Big payments company abused UDRP policy to try to get valuable domain name for cheap.
Publicly traded payments company Wirecard AG has been found to have engaged in reverse domain name hijacking over the domain name Boon.com.
The company, which has a market capitalization of 4.37 billion euros, filed a UDRP after failing to acquire the domain name Boon.com for a future payments services brand.
In its complaint, Wirecard mentioned that it has been around since 1999 and had 2013 turnover of about a half billion euros. What it failed to mention, but domain name owner Nat Cohen of Telepathy discovered, is that its interest in boon.com is much more recent: it is preparing to launch a contactless payment system for Android this year. It secured the domain name BoonPayment.com for that service.
Wirecard tried to buy Boon.com through SecuredOffers.com, a service that requires a payment and acknowledgement of lack of trademark rights in order to submit an offer. It offered just $500, and Telepathy responded that it had already received an offer of $75,000 for the domain name.

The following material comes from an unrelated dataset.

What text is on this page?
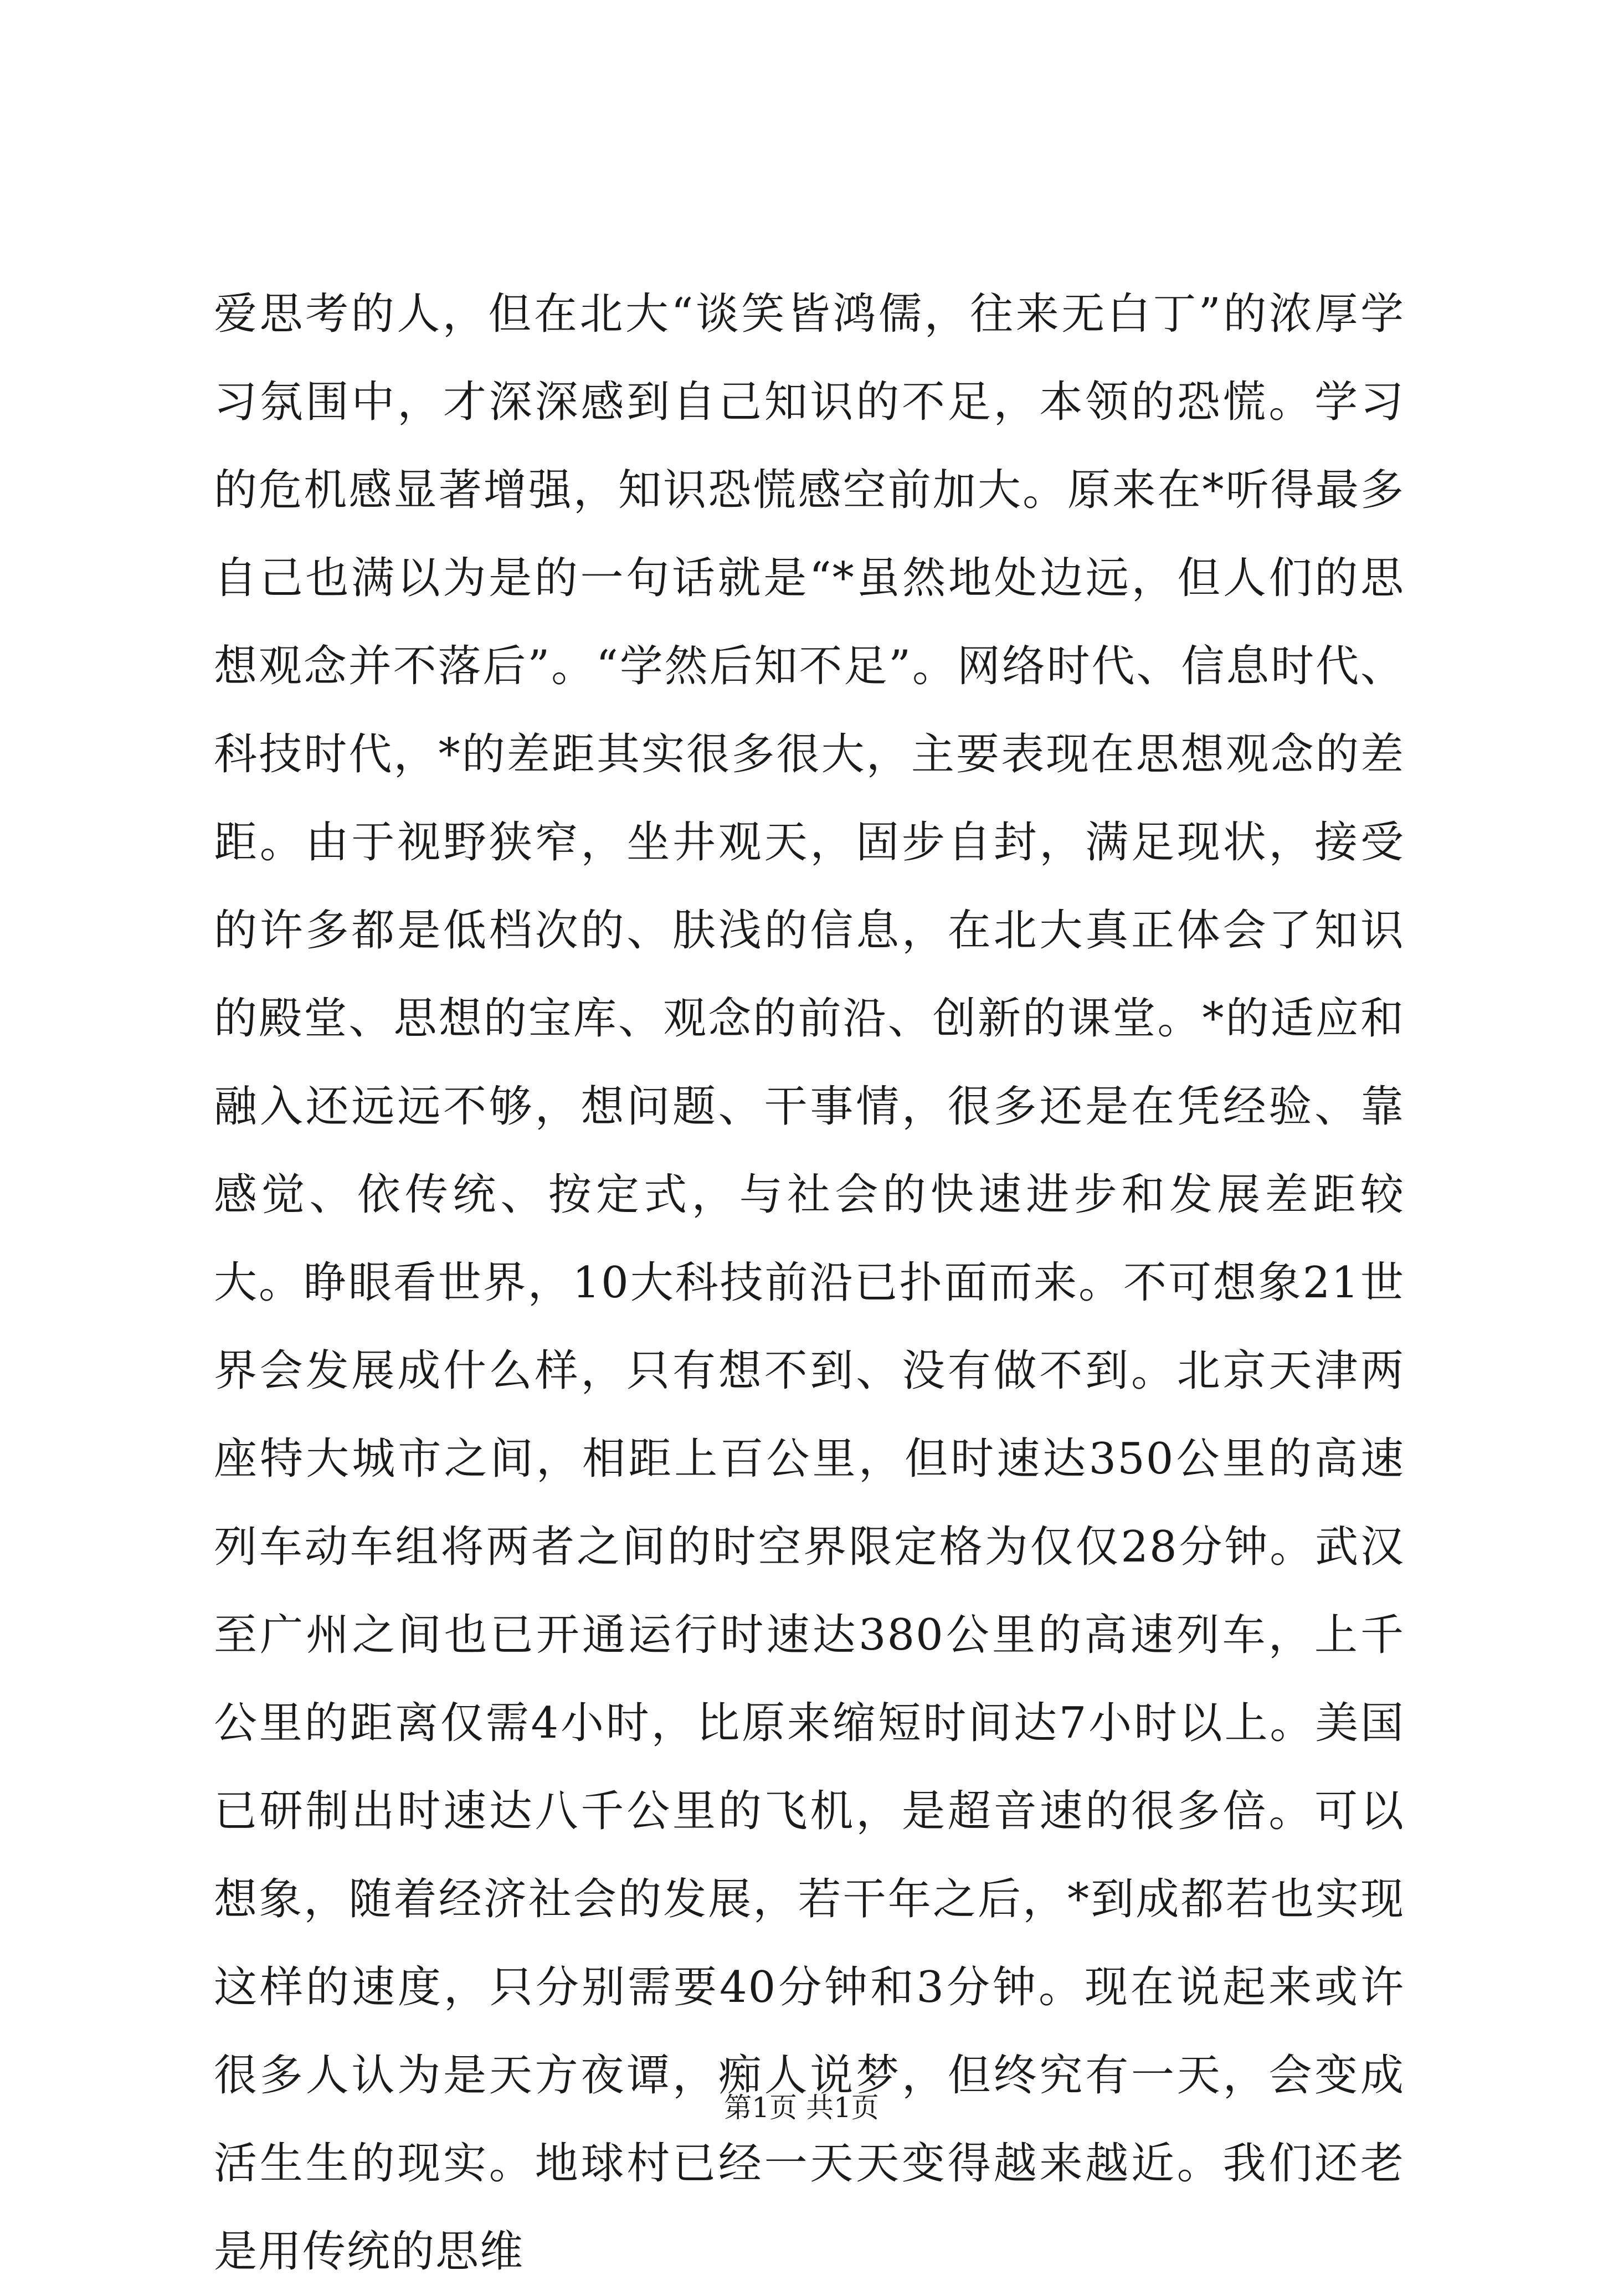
爱思考的人，但在北大“谈笑皆鸿儒，往来无白丁”的浓厚学习氛围中，才深深感到自己知识的不足，本领的恐慌。学习的危机感显著增强，知识恐慌感空前加大。原来在*听得最多自己也满以为是的一句话就是“*虽然地处边远，但人们的思想观念并不落后”。“学然后知不足”。网络时代、信息时代、科技时代，*的差距其实很多很大，主要表现在思想观念的差距。由于视野狭窄，坐井观天，固步自封，满足现状，接受的许多都是低档次的、肤浅的信息，在北大真正体会了知识的殿堂、思想的宝库、观念的前沿、创新的课堂。*的适应和融入还远远不够，想问题、干事情，很多还是在凭经验、靠感觉、依传统、按定式，与社会的快速进步和发展差距较大。睁眼看世界，10大科技前沿已扑面而来。不可想象21世界会发展成什么样，只有想不到、没有做不到。北京天津两座特大城市之间，相距上百公里，但时速达350公里的高速列车动车组将两者之间的时空界限定格为仅仅28分钟。武汉至广州之间也已开通运行时速达380公里的高速列车，上千公里的距离仅需4小时，比原来缩短时间达7小时以上。美国已研制出时速达八千公里的飞机，是超音速的很多倍。可以想象，随着经济社会的发展，若干年之后，*到成都若也实现这样的速度，只分别需要40分钟和3分钟。现在说起来或许很多人认为是天方夜谭，痴人说梦，但终究有一天，会变成活生生的现实。地球村已经一天天变得越来越近。我们还老是用传统的思维

第1页 共1页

Among Wirecard’s amusing allegations (as written in the decision):
“The Respondent’s offer to sell the disputed domain name for USD 75,000-100,000 shows that the Respondent’s only intention was to fraudulently transfer the disputed domain name to the highest bidder.”
“As the Respondent has not used the disputed domain name, so far as the Complainant is aware, the Respondent is thereby proven merely to have a financial interest in the disputed domain name.”
“It is evident that the Respondent is a professional “domain grabber” who has only registered the disputed domain name in bad faith to sell the highest bidder.”
Professional domain grabber? That’s a new one.
Cohen, who represented himself in the case, noted:
“The Complainant undertook this case not because it is a victim of cybersquatting but because it covets the disputed domain name for its newly announced service.”
The three person panel found Wirecard to have engaged in reverse domain name hijacking in this case. The panel noted that Wirecard AG made unfounded claims despite being represented by counsel at Wragge Lawrence Graham & Co LLP.
Among the panel’s reasons for finding that Wirecard filed the case in abuse of the UDRP policy was that:
The Complainant referred to its alleged extensive trading activity and turnover but omitted to mention that none of this related to “boon”, the trade mark at issue in this case and that the Complainant’s apparent venture relating to that trade mark had not yet even been launched. The Complainant should have been open about this fact.